1. Field of the Invention
The present invention relates to a memory control system for use in a microcomputer, and more specifically to a memory control system for a memory address management in a microcomputer.
2. Description of Related Art
Recently, application fields of microcomputers are more and more increasing so as to cover office automation instruments such as a printer and a facsimile and other instruments and apparatuses. Function and performance of these instruments have remarkably increased, and correspondingly, a program for a so called system control has been increased, and the amount of required data processing has also become voluminous. In addition, the capacity of the memory consumed in the system continues to increase.
Furthermore, various type memory devices have been required in accordance with their use purposes. For example, a non-volatile memory such as a ROM (read only memory) and a PROM (programmable ROM) is used for storing a fixed data such as a program and graphic information for character fonts, and a volatile memory such a static RAM (random access memory) and a dynamic RAM is used for storing temporary processing data such as program variables.
Under the above mentioned circumstance, as one means for increasing the performance of the system, them is a memory management system for efficiently utilizing various large-scaled memories, and various memory control systems have been known.
In one typical conventional memory control system, a memory of a microcomputer is managed by dividing the memory space into a plurality of memory areas having a relative small memory capacity, which is called a bank. For example, a full memory space of 1M byte (M:Mega=2.sup.20) is partitioned into 16 banks ("BANK 0" to "BANK 16") each of which is composed of 64K byte (K:Kilo=2.sup.10). A wait cycle can be inserted into a memory access cycle performed for each of the banks, and the number of waits can be designated for each of the banks.
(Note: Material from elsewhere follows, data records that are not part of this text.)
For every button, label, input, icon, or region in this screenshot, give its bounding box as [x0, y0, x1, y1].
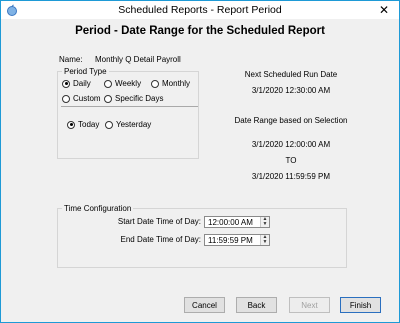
title-bar[interactable]: Scheduled Reports - Report Period ✕ — [1, 1, 399, 19]
start-time-label: Start Date Time of Day: — [117, 217, 201, 226]
next-run-label: Next Scheduled Run Date — [244, 70, 338, 79]
radio-custom[interactable]: Custom — [62, 94, 101, 103]
time-configuration-legend: Time Configuration — [64, 204, 132, 213]
radio-yesterday-label: Yesterday — [116, 120, 152, 129]
end-time-label: End Date Time of Day: — [120, 235, 201, 244]
finish-button[interactable]: Finish — [340, 297, 381, 313]
report-period-dialog: Scheduled Reports - Report Period ✕ Peri… — [0, 0, 400, 323]
radio-weekly-label: Weekly — [115, 79, 142, 88]
radio-today[interactable]: Today — [67, 120, 99, 129]
date-range-label: Date Range based on Selection — [234, 116, 348, 125]
radio-monthly-label: Monthly — [162, 79, 191, 88]
window-title: Scheduled Reports - Report Period — [118, 4, 282, 16]
start-time-field[interactable]: 12:00:00 AM ▲ ▼ — [204, 216, 270, 228]
radio-daily[interactable]: Daily — [62, 79, 91, 88]
radio-custom-label: Custom — [73, 94, 101, 103]
radio-specific-days-label: Specific Days — [115, 94, 164, 103]
date-range-start: 3/1/2020 12:00:00 AM — [251, 140, 331, 149]
radio-daily-indicator — [62, 79, 70, 88]
next-run-value: 3/1/2020 12:30:00 AM — [251, 86, 331, 95]
cancel-button[interactable]: Cancel — [184, 297, 225, 313]
spin-down-icon[interactable]: ▼ — [261, 222, 269, 227]
radio-custom-indicator — [62, 94, 70, 103]
name-label: Name: — [59, 55, 83, 64]
spin-down-icon[interactable]: ▼ — [261, 240, 269, 245]
dialog-body: Period - Date Range for the Scheduled Re… — [1, 19, 399, 322]
radio-today-label: Today — [78, 120, 100, 129]
radio-specific-days-indicator — [104, 94, 112, 103]
radio-daily-label: Daily — [73, 79, 91, 88]
radio-yesterday-indicator — [105, 120, 113, 129]
back-button[interactable]: Back — [236, 297, 277, 313]
radio-specific-days[interactable]: Specific Days — [104, 94, 163, 103]
radio-monthly-indicator — [151, 79, 159, 88]
end-time-value: 11:59:59 PM — [208, 236, 253, 245]
end-time-spinner[interactable]: ▲ ▼ — [260, 235, 269, 245]
start-time-value: 12:00:00 AM — [208, 218, 253, 227]
next-button[interactable]: Next — [289, 297, 330, 313]
radio-monthly[interactable]: Monthly — [151, 79, 190, 88]
start-time-spinner[interactable]: ▲ ▼ — [260, 217, 269, 227]
radio-weekly-indicator — [104, 79, 112, 88]
page-heading: Period - Date Range for the Scheduled Re… — [75, 25, 325, 37]
close-icon[interactable]: ✕ — [377, 3, 391, 17]
radio-today-indicator — [67, 120, 75, 129]
radio-weekly[interactable]: Weekly — [104, 79, 141, 88]
period-type-legend: Period Type — [64, 67, 107, 76]
date-range-to: TO — [285, 156, 297, 165]
radio-yesterday[interactable]: Yesterday — [105, 120, 151, 129]
report-name: Monthly Q Detail Payroll — [95, 55, 181, 64]
period-divider — [61, 106, 198, 107]
end-time-field[interactable]: 11:59:59 PM ▲ ▼ — [204, 234, 270, 246]
date-range-end: 3/1/2020 11:59:59 PM — [251, 172, 331, 181]
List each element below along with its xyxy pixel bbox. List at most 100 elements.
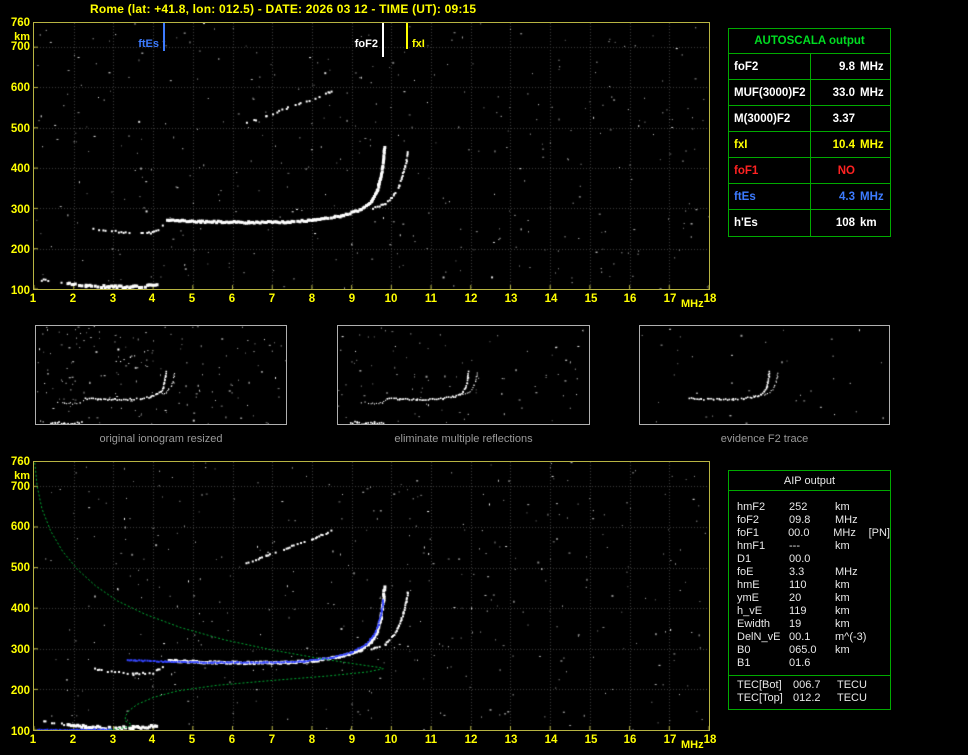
- thumbnail-original-canvas: [36, 326, 286, 424]
- row-label: hmE: [737, 579, 760, 591]
- row-unit: km: [835, 618, 850, 630]
- x-axis-label-14: 14: [544, 293, 558, 305]
- y-axis-label-500: 500: [10, 562, 30, 574]
- row-label: foE: [737, 566, 754, 578]
- row-label: ftEs: [729, 184, 811, 209]
- top-ionogram-plot: [33, 22, 710, 290]
- row-value: 252: [789, 501, 808, 513]
- x-axis-label-9: 9: [348, 734, 356, 746]
- x-axis-label-17: 17: [663, 293, 677, 305]
- row-note: [871, 657, 890, 670]
- row-unit: km: [835, 592, 850, 604]
- row-value: 00.0: [789, 553, 811, 565]
- aip-row-delnve: DelN_vE 00.1 m^(-3): [729, 631, 890, 644]
- row-label: hmF2: [737, 501, 766, 513]
- autoscala-row-fof1: foF1 NO: [729, 158, 890, 184]
- row-value: 09.8: [789, 514, 811, 526]
- x-axis-label-8: 8: [308, 734, 316, 746]
- row-label: foF1: [737, 527, 760, 539]
- x-axis-label-13: 13: [504, 293, 518, 305]
- y-axis-label-760: 760: [10, 17, 30, 29]
- aip-row-fof1: foF1 00.0 MHz [PN]: [729, 527, 890, 540]
- aip-row-tec-top: TEC[Top] 012.2 TECU: [729, 692, 890, 705]
- row-unit: MHz: [833, 527, 856, 539]
- x-axis-label-4: 4: [148, 734, 156, 746]
- row-unit: km: [860, 217, 877, 229]
- row-unit: km: [835, 644, 850, 656]
- autoscala-row-m3000f2: M(3000)F2 3.37: [729, 106, 890, 132]
- x-axis-label-1: 1: [29, 293, 37, 305]
- thumbnail-multiple-reflections-removed: [337, 325, 590, 425]
- thumbnail-original-ionogram: [35, 325, 287, 425]
- row-label: B1: [737, 657, 751, 669]
- x-axis-label-10: 10: [384, 734, 398, 746]
- top-ionogram-canvas: [34, 23, 709, 289]
- row-unit: MHz: [860, 86, 884, 99]
- thumbnail-caption-cleaned: eliminate multiple reflections: [394, 433, 533, 445]
- fxi-marker-line: [406, 23, 408, 49]
- autoscala-row-ftes: ftEs 4.3 MHz: [729, 184, 890, 210]
- row-unit: MHz: [860, 60, 884, 73]
- row-unit: MHz: [835, 514, 858, 526]
- bottom-ionogram-canvas: [34, 462, 709, 730]
- row-unit: [835, 553, 871, 566]
- row-note: [871, 579, 890, 592]
- y-axis-label-760: 760: [10, 456, 30, 468]
- row-value: 119: [789, 605, 807, 617]
- x-axis-label-16: 16: [623, 293, 637, 305]
- x-axis-label-11: 11: [424, 293, 438, 305]
- y-axis-label-600: 600: [10, 82, 30, 94]
- x-axis-label-6: 6: [228, 734, 236, 746]
- row-value: 012.2: [793, 692, 821, 704]
- y-axis-label-600: 600: [10, 521, 30, 533]
- thumbnail-cleaned-canvas: [338, 326, 589, 424]
- x-axis-label-9: 9: [348, 293, 356, 305]
- aip-row-yme: ymE 20 km: [729, 592, 890, 605]
- y-axis-label-700: 700: [10, 481, 30, 493]
- y-axis-label-400: 400: [10, 163, 30, 175]
- row-value: 01.6: [789, 657, 811, 669]
- autoscala-row-hpes: h'Es 108 km: [729, 210, 890, 236]
- row-note: [871, 514, 890, 527]
- row-note: [871, 592, 890, 605]
- y-axis-unit: km: [14, 31, 30, 43]
- x-axis-label-3: 3: [109, 293, 117, 305]
- x-axis-label-13: 13: [504, 734, 518, 746]
- x-axis-label-3: 3: [109, 734, 117, 746]
- fof2-marker-label: foF2: [354, 38, 378, 50]
- y-axis-label-400: 400: [10, 603, 30, 615]
- row-unit: MHz: [835, 566, 858, 578]
- row-value: ---: [789, 540, 800, 552]
- row-note: [871, 605, 890, 618]
- aip-row-b0: B0 065.0 km: [729, 644, 890, 657]
- row-note: [871, 631, 890, 644]
- row-unit: km: [835, 540, 850, 552]
- y-axis-unit: km: [14, 470, 30, 482]
- x-axis-label-17: 17: [663, 734, 677, 746]
- aip-row-hmf2: hmF2 252 km: [729, 501, 890, 514]
- aip-row-tec-bot: TEC[Bot] 006.7 TECU: [729, 679, 890, 692]
- y-axis-label-500: 500: [10, 123, 30, 135]
- row-label: ymE: [737, 592, 759, 604]
- y-axis-label-200: 200: [10, 685, 30, 697]
- row-unit: m^(-3): [835, 631, 867, 643]
- aip-panel-title: AIP output: [729, 471, 890, 491]
- autoscala-window: Rome (lat: +41.8, lon: 012.5) - DATE: 20…: [0, 0, 968, 755]
- row-note: [PN]: [868, 527, 890, 539]
- aip-row-hmf1: hmF1 --- km: [729, 540, 890, 553]
- row-label: h'Es: [729, 210, 811, 236]
- y-axis-label-300: 300: [10, 644, 30, 656]
- row-label: D1: [737, 553, 752, 565]
- row-label: h_vE: [737, 605, 763, 617]
- aip-row-hme: hmE 110 km: [729, 579, 890, 592]
- x-axis-label-4: 4: [148, 293, 156, 305]
- row-unit: km: [835, 501, 850, 513]
- aip-row-hve: h_vE 119 km: [729, 605, 890, 618]
- row-label: MUF(3000)F2: [729, 80, 811, 105]
- row-unit: km: [835, 579, 850, 591]
- x-axis-label-5: 5: [188, 293, 196, 305]
- aip-rows: hmF2 252 km foF2 09.8 MHz foF1 00.0 MHz [PN] hm…: [729, 491, 890, 675]
- aip-row-b1: B1 01.6: [729, 657, 890, 670]
- row-note: [871, 540, 890, 553]
- row-note: [871, 644, 890, 657]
Here, the designation of the wait number is performed by setting a predetermined data into a designation register. For example, a wait number designation bit of three bits is assigned in the designation register. If "0, 0, 1" is set, a wait cycle of one state is inserted, and if "0, 1, 0" is set, a wait cycle of two states is inserted. If "1, 1, 1" is set, a wait cycle of maximum seven states can be inserted.
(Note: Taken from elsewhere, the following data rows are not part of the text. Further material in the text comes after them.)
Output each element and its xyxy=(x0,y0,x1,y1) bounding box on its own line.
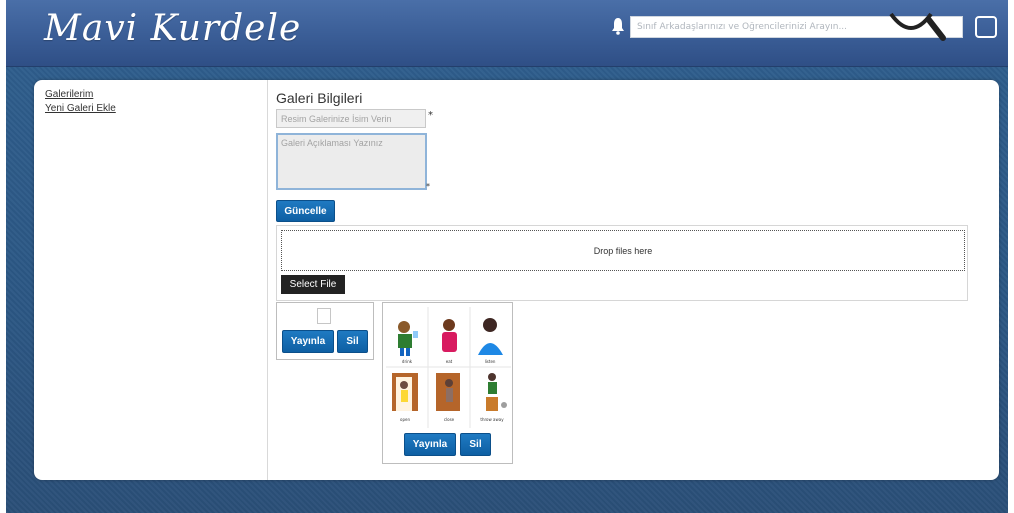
gallery-item-checkbox[interactable] xyxy=(317,308,331,324)
menu-toggle-icon[interactable] xyxy=(975,16,997,38)
upload-area: Drop files here Select File xyxy=(276,225,968,301)
caption-listen: listen xyxy=(485,359,496,364)
gallery-item: Yayınla Sil xyxy=(276,302,374,360)
caption-close: close xyxy=(444,417,455,422)
required-mark: * xyxy=(428,110,433,121)
delete-button[interactable]: Sil xyxy=(460,433,491,456)
site-logo[interactable]: Mavi Kurdele xyxy=(44,8,301,49)
sidebar-item-add-gallery[interactable]: Yeni Galeri Ekle xyxy=(45,102,267,116)
notification-bell-icon[interactable] xyxy=(611,17,625,35)
main-panel: Galerilerim Yeni Galeri Ekle Galeri Bilg… xyxy=(34,80,999,480)
section-title: Galeri Bilgileri xyxy=(276,90,363,106)
gallery-description-textarea[interactable] xyxy=(276,133,427,190)
caption-open: open xyxy=(400,417,410,422)
gallery-item: drink eat listen open close throw away Y… xyxy=(382,302,513,464)
sidebar-item-my-galleries[interactable]: Galerilerim xyxy=(45,88,267,102)
dropzone[interactable]: Drop files here xyxy=(281,230,965,271)
gallery-name-input[interactable] xyxy=(276,109,426,128)
gallery-editor: Galeri Bilgileri * * Güncelle Drop files… xyxy=(276,80,999,480)
search-icon[interactable] xyxy=(885,8,949,42)
delete-button[interactable]: Sil xyxy=(337,330,368,353)
required-mark: * xyxy=(426,182,430,191)
caption-throw-away: throw away xyxy=(480,417,504,422)
publish-button[interactable]: Yayınla xyxy=(282,330,334,353)
dropzone-text: Drop files here xyxy=(593,245,653,256)
select-file-button[interactable]: Select File xyxy=(281,275,345,294)
caption-drink: drink xyxy=(402,359,413,364)
publish-button[interactable]: Yayınla xyxy=(404,433,456,456)
update-button[interactable]: Güncelle xyxy=(276,200,335,222)
sidebar: Galerilerim Yeni Galeri Ekle xyxy=(34,80,268,480)
gallery-image-thumbnail[interactable]: drink eat listen open close throw away xyxy=(386,307,511,428)
caption-eat: eat xyxy=(446,359,453,364)
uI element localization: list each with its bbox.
Generally, if the wait cycle is inserted in an ordinary memory access cycle, it results in drop of performance of the overall system. For example, if the wait cycle of one state is inserted into the memory access cycle which should ordinarily be completed with three states, the performance drop of about 33% occurs each time one memory access time concerned is generated.
On the other hand, in order to avoid insertion of the wait cycle, it is necessary to use a high speed memory device, and correspondingly, the overall system becomes expensive. Therefore, it is necessary to insert a minimum number of wait cycles in consideration of the cost performance of the system and the memory structure, and it is also necessary to independently designate the wait number for each of the banks, in order to be able to comply with various system constructions.
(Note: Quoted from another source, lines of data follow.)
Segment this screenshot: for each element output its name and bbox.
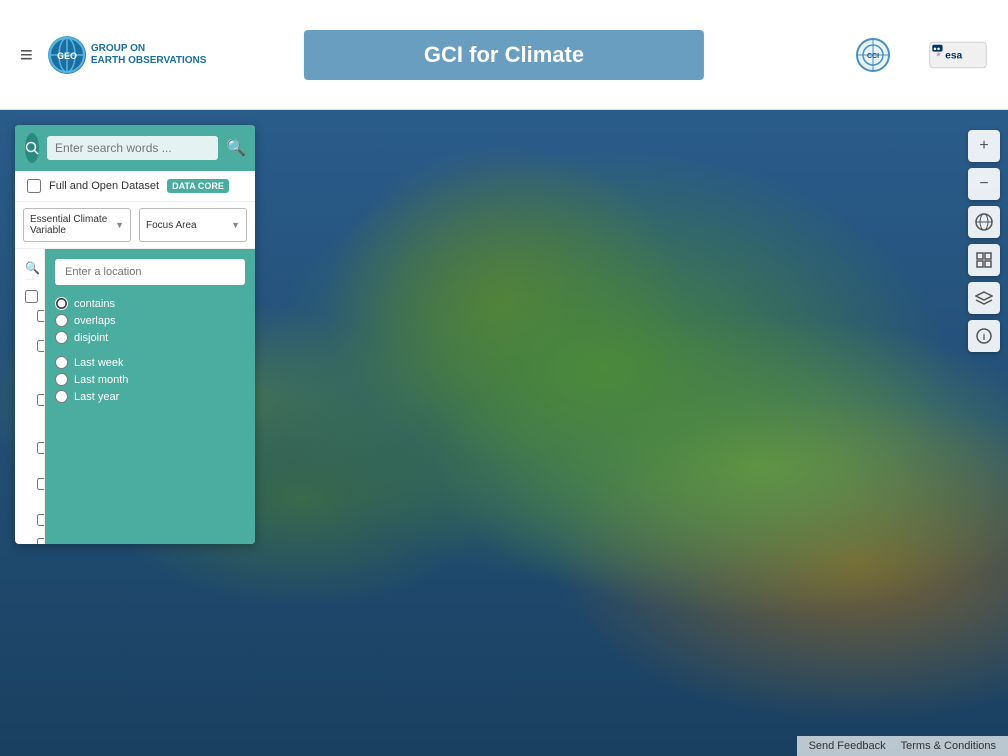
dropdowns-row: Essential Climate Variable ▼ Focus Area … [15,202,255,249]
zoom-out-button[interactable]: − [968,168,1000,200]
soil-moisture-checkbox[interactable] [37,514,45,526]
focus-area-dropdown[interactable]: Focus Area ▼ [139,208,247,242]
overlaps-radio[interactable] [55,314,68,327]
svg-text:●●: ●● [933,46,941,52]
topbar: ≡ GEO GROUP ON EARTH OBSERVATIONS GCI fo… [0,0,1008,110]
geo-logo-emblem: GEO [48,36,86,74]
send-feedback-link[interactable]: Send Feedback [809,740,886,752]
svg-text:GEO: GEO [57,51,77,61]
geocore-badge: DATA CORE [167,179,229,193]
terms-link[interactable]: Terms & Conditions [901,740,996,752]
list-item[interactable]: Soil moisture [25,505,37,535]
terrestrial-checkbox[interactable] [25,290,38,303]
search-input[interactable] [47,136,218,160]
search-actions: 🔍 | ✕ ◀ [226,138,255,158]
cci-logo: CCI [853,35,913,75]
svg-text:CCI: CCI [867,53,879,60]
info-button[interactable]: i [968,320,1000,352]
map-footer: Send Feedback Terms & Conditions [797,736,1008,756]
disjoint-label: disjoint [74,332,108,344]
last-month-option[interactable]: Last month [55,373,245,386]
grid-button[interactable] [968,244,1000,276]
title-banner: GCI for Climate [304,30,704,80]
last-month-label: Last month [74,374,128,386]
panel-content: 🔍 ✕ TERRESTRIAL Albedo Land Surface Temp… [15,249,255,544]
soil-carbon-checkbox[interactable] [37,442,45,454]
esa-logo: ★ esa ●● [928,35,988,75]
location-input[interactable] [55,259,245,285]
last-week-label: Last week [74,357,124,369]
search-bar: 🔍 | ✕ ◀ [15,125,255,171]
overlaps-option[interactable]: overlaps [55,314,245,327]
last-year-option[interactable]: Last year [55,390,245,403]
zoom-in-button[interactable]: + [968,130,1000,162]
ecv-dropdown[interactable]: Essential Climate Variable ▼ [23,208,131,242]
full-open-checkbox[interactable] [27,179,41,193]
last-month-radio[interactable] [55,373,68,386]
contains-label: contains [74,298,115,310]
list-item[interactable]: Above-ground biomass [25,463,37,505]
disjoint-option[interactable]: disjoint [55,331,245,344]
list-item[interactable]: Albedo [25,307,37,325]
search-icon-btn[interactable] [25,133,39,163]
last-year-label: Last year [74,391,119,403]
map-area[interactable]: 🔍 | ✕ ◀ Full and Open Dataset DATA CORE … [0,110,1008,756]
geo-logo-text: GROUP ON EARTH OBSERVATIONS [91,43,207,67]
geo-logo: GEO GROUP ON EARTH OBSERVATIONS [48,36,207,74]
focus-area-dropdown-arrow: ▼ [231,220,240,230]
globe-button[interactable] [968,206,1000,238]
filter-row: Full and Open Dataset DATA CORE [15,171,255,202]
land-surface-temp-checkbox[interactable] [37,340,45,352]
map-tools: + − [968,130,1000,352]
overlaps-label: overlaps [74,315,116,327]
full-open-label: Full and Open Dataset [49,180,159,192]
hamburger-icon[interactable]: ≡ [20,42,33,68]
spatial-relation-group: contains overlaps disjoint [55,297,245,344]
last-week-radio[interactable] [55,356,68,369]
disjoint-radio[interactable] [55,331,68,344]
contains-option[interactable]: contains [55,297,245,310]
time-filter-group: Last week Last month Last year [55,356,245,403]
page-title: GCI for Climate [424,42,584,68]
layers-button[interactable] [968,282,1000,314]
search-submit-icon[interactable]: 🔍 [226,138,246,158]
topbar-right: CCI ★ esa ●● [853,35,988,75]
checklist-search-icon: 🔍 [25,261,40,275]
filter-panel: contains overlaps disjoint Last week [45,249,255,544]
last-year-radio[interactable] [55,390,68,403]
albedo-checkbox[interactable] [37,310,45,322]
terrestrial-section-header: TERRESTRIAL [25,286,34,307]
list-item[interactable]: Latent and Sensible heat fluxes [25,367,37,433]
checklist-area: 🔍 ✕ TERRESTRIAL Albedo Land Surface Temp… [15,249,45,544]
list-item[interactable]: Soil Carbon [25,433,37,463]
svg-text:★: ★ [935,51,942,58]
topbar-left: ≡ GEO GROUP ON EARTH OBSERVATIONS [20,36,206,74]
latent-heat-checkbox[interactable] [37,394,45,406]
left-panel: 🔍 | ✕ ◀ Full and Open Dataset DATA CORE … [15,125,255,544]
list-item[interactable]: Groundwater [25,535,37,544]
svg-text:esa: esa [945,50,962,61]
svg-text:i: i [983,332,986,342]
above-ground-biomass-checkbox[interactable] [37,478,45,490]
list-item[interactable]: Land Surface Temperature [25,325,37,367]
last-week-option[interactable]: Last week [55,356,245,369]
contains-radio[interactable] [55,297,68,310]
ecv-dropdown-arrow: ▼ [115,220,124,230]
groundwater-checkbox[interactable] [37,538,45,544]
For this purpose, a first designation register is allocated for "BANK 0", and similarly, second to sixteenth designation registers are allocated for "BANK 1" to "BANK 15, respectively. In addition, the respective designation registers are set in the course of execution of an initializing routine of the program, so that a predetermined number of wait cycles is automatically inserted in the memory access to each of the banks.
On the other hand, assume that a mask ROM for the program is assigned to "BANK 0", a static RAM for program variables is assigned to "BANK 1" and "BANK 2", and a dynamic RAM for processing data is assigned to "BANK 3" to "BANK 15". In this case, for example, "0, 0, 1" is set in the first designation register, and "0, 0, 0" is set in the second and third designation registers. Further, "0, 1, 1" is set in the fourth to sixteenth designation registers. With this, when the mask ROM is accessed, the wait cycle of one state is automatically inserted, and when the dynamic RAM is accessed, the wait cycle of three states is automatically inserted. On the other hand, when the static RAM is accessed, no wait cycle is inserted. Thus, the system is constructed such that, dependent upon the access time of the memory device to be accessed, an optimum number of wait cycles are inserted into the access cycle to the bank for which the memory device to be accessed is mapped
In the conventional memory management system as mentioned above, however, one designation register is required for each one of the hanks, and therefore, 16 designation registers are required for "BANK 0" to BANK 15" in the above mentioned example.
In addition, from the viewpoint of the program design, the same kind of memories are mapped to be continuous to each other. Therefore, it is necessary to set the same wait number into a plurality of designation registers corresponding to a corresponding number of banks of the same kind of memories used in the system. This lowers the efficiency of the program execution.